Ceres-Negros coach Risto Vidakovic echoed those thoughts in an interview with FOX Sports Asia this week.
“I don’t know what the future holds but if they don’t change the format or the way that things are organised then maybe in a few years there will no longer be a professional league,” he said.
“The way that things are done now it’s not sustainable and they have to change a lot of things, especially the way the league is organised, as it’s not sustainable where you depend just on the owners and companies investing with nothing coming back because if these companies can no longer invest then they will leave.”
Two bits of sad news. 1.) @IlocosUnitedFC pulls out of this year’s PFL, bringing down the total number of teams SO FAR to 6. Difficulties in getting sponsors an understandable and very real issue, granting the poor TV coverage from last season.
— Ryan Fenix (@RyanFenix) January 18, 2018
So it was with some trepidation that fans approached Ceres’ AFC Champions League playoff against Brisbane Roar. After all, they had only just returned for pre-season and had struggled to overcome Myanmar’s Shan United last week, winning on penalties after the match ended at one-all.
At this stage of the competition last year Brisbane had humbled Global 6-0, so it’s easy to understand why some fans may have feared the worst. Even Vidakovic acknowledged the magnitude of the task ahead of them.
“The issue we face is that we are not prepared as our league finished in December and now we are back here playing already in the Champions League but we will try to compete and do the best we can,” he said.
“We know though it will be very tough for us because this is a higher level and Brisbane have many top players, many with experience in Europe and they are much better prepared than us.”
But despite going down a goal midway through the first half, Ceres-Negros rallied, and in fine style, and pulled off one of the biggest upsets in AFC Champions League history, registering a 3-2 win that will go down in folklore at the club. A win that will be talked about for decades.
Ceres were not overawed by Brisbane and took the game to their more fancied opponents, looking to constantly play on the front foot with Stephan Schrock expertly controlling things in midfield, and Spanish striker Bienvenido Maranon adding some polish up front.

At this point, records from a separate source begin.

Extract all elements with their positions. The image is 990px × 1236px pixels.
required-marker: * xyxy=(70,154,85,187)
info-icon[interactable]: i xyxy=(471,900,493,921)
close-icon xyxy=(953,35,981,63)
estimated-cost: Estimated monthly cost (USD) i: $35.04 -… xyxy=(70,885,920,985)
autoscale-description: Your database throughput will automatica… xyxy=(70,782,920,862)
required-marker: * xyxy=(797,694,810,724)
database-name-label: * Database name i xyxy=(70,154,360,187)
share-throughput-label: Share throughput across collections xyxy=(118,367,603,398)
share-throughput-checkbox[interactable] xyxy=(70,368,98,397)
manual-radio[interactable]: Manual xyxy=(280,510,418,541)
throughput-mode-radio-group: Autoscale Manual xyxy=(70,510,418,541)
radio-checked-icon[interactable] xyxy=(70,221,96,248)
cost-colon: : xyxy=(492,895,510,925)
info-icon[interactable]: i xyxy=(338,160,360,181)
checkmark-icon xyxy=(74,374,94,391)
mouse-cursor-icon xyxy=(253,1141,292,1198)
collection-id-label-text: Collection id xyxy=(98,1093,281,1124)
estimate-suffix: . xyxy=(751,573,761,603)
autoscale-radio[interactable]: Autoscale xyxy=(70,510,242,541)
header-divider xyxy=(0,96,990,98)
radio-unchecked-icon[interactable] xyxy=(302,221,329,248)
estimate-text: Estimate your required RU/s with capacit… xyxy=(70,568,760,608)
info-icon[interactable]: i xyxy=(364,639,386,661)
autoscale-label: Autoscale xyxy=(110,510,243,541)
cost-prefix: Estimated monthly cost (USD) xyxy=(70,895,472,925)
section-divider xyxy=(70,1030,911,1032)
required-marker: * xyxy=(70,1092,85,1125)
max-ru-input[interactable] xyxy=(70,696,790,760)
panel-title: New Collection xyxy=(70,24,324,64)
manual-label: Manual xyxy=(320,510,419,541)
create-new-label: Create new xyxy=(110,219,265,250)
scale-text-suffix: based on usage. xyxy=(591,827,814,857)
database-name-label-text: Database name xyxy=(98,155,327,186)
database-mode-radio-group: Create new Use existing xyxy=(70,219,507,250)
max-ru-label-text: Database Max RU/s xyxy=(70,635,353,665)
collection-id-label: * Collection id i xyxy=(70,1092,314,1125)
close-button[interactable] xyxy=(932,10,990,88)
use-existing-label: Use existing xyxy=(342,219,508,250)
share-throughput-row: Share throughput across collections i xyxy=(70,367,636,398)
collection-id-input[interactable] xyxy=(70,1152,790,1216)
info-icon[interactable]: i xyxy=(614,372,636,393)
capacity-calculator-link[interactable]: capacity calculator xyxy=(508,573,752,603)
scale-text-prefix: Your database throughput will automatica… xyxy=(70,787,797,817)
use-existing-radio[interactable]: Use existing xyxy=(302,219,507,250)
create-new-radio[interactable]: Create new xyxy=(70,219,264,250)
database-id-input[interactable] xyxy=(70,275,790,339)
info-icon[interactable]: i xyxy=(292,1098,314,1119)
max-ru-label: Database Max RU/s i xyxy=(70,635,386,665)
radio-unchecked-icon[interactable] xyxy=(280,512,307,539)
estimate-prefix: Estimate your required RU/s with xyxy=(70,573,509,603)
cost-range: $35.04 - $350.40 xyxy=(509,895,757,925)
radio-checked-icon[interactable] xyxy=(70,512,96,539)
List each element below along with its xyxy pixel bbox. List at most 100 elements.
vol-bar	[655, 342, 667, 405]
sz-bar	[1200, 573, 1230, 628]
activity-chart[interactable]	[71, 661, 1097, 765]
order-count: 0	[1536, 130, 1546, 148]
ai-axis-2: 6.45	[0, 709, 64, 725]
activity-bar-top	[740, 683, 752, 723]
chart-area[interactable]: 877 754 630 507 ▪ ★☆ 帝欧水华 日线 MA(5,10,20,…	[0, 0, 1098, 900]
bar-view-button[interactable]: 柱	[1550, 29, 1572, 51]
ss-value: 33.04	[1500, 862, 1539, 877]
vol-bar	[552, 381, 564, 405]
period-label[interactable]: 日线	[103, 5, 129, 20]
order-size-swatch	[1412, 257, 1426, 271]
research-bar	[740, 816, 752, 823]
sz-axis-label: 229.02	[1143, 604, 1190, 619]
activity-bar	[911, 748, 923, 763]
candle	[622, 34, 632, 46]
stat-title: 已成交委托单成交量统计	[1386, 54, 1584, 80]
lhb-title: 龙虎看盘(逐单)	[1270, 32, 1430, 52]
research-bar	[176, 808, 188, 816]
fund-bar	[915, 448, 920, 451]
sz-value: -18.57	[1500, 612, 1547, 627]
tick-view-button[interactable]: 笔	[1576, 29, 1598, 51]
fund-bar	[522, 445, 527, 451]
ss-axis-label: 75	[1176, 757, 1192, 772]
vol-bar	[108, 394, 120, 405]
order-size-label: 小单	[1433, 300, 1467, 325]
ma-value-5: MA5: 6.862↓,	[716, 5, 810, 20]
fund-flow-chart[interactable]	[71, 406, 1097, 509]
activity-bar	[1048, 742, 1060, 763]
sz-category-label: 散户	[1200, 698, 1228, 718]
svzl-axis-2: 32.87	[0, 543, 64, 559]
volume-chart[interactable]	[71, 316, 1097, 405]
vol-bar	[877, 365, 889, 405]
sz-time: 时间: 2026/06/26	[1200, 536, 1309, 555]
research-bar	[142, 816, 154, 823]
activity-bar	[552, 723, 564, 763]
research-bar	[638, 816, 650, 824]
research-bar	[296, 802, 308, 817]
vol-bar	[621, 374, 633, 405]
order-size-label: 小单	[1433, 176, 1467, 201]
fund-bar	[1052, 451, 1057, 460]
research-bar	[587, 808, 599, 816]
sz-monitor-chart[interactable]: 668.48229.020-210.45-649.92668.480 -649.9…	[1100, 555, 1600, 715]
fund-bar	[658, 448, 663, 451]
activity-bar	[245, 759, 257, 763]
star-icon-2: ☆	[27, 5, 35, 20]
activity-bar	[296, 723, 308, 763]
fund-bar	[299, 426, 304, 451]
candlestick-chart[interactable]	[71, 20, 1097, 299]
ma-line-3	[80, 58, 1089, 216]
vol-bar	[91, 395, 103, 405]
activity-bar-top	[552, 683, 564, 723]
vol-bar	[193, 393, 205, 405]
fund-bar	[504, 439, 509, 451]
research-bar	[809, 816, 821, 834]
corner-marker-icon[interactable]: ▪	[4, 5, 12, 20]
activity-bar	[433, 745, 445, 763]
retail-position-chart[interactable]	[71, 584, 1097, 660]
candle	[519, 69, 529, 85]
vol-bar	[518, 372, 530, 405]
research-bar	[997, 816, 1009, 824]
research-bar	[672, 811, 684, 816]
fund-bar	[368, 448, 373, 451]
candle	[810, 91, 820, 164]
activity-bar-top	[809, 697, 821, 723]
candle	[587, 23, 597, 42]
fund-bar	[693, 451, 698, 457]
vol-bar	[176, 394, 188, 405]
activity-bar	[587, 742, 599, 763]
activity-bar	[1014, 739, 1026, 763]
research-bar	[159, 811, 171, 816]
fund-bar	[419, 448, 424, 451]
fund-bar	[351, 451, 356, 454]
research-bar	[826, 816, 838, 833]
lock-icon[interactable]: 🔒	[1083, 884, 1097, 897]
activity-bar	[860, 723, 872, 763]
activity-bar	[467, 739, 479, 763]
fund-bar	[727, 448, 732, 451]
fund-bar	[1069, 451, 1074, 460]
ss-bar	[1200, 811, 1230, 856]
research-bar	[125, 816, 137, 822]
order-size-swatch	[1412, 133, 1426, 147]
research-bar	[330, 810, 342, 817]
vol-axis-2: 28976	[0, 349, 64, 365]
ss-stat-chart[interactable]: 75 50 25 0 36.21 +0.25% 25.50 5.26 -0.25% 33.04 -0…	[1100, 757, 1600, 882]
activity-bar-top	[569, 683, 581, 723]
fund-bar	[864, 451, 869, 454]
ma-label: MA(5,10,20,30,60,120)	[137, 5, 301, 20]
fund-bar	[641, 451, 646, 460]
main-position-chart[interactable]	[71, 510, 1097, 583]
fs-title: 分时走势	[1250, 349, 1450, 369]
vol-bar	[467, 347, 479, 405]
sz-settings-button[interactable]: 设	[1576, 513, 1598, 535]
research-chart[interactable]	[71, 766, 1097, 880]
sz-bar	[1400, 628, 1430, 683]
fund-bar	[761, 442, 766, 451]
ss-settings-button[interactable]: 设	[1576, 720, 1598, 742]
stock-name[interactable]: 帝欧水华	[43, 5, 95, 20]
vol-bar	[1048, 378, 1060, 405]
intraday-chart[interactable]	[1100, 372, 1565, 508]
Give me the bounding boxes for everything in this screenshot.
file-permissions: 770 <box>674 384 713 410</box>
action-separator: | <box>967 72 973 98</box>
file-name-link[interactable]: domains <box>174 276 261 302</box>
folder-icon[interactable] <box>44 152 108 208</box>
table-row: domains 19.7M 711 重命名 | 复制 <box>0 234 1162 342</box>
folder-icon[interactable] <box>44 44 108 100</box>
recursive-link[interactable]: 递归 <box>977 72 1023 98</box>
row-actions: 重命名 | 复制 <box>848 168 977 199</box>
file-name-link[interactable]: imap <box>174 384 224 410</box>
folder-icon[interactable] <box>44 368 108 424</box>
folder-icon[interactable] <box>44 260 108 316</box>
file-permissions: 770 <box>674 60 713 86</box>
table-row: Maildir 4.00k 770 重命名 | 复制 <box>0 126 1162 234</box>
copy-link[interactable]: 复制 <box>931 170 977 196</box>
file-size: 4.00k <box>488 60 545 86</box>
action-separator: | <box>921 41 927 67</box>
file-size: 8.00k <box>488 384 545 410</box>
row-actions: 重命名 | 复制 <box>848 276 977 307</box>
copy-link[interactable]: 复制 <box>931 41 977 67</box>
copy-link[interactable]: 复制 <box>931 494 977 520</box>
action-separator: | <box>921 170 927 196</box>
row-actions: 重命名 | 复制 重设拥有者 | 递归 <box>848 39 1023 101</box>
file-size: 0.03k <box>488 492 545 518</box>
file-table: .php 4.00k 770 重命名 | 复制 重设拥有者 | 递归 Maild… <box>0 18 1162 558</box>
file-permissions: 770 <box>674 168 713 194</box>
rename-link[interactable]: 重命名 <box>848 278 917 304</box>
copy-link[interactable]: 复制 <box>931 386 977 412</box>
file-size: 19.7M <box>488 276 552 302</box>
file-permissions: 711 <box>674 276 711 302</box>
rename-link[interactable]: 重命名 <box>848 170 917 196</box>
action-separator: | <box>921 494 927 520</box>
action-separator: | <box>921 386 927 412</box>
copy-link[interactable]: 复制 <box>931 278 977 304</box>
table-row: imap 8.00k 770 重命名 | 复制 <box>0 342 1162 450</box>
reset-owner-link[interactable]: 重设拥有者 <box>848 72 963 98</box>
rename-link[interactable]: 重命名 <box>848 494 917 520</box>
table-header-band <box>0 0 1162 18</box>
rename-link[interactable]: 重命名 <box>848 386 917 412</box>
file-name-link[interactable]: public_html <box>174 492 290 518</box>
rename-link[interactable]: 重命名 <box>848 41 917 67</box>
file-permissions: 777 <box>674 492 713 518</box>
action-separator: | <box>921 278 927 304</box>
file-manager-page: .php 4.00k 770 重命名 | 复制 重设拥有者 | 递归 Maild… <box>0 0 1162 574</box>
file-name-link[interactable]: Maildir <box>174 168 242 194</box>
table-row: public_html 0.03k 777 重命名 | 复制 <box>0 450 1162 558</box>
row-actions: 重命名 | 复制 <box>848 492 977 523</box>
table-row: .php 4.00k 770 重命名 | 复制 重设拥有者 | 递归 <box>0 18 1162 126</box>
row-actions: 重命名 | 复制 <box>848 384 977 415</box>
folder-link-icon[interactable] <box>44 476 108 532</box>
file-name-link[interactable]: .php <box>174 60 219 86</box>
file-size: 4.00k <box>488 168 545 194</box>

While they now face the daunting task of tackling China’s Tianjin Quanjian, just making it to the final playoff is massive achievement.
It’s a win that has provided Filipino football with a massive fillip, pardon the pun. Fans across the archipelago are waking today with a smile on their face, and that’s not something that has happened much of late.
With the national team on track to secure their first ever qualification for the AFC Asian Cup in March when they host Tajikistan, there is suddenly light at the end of the tunnel again for Filipino football.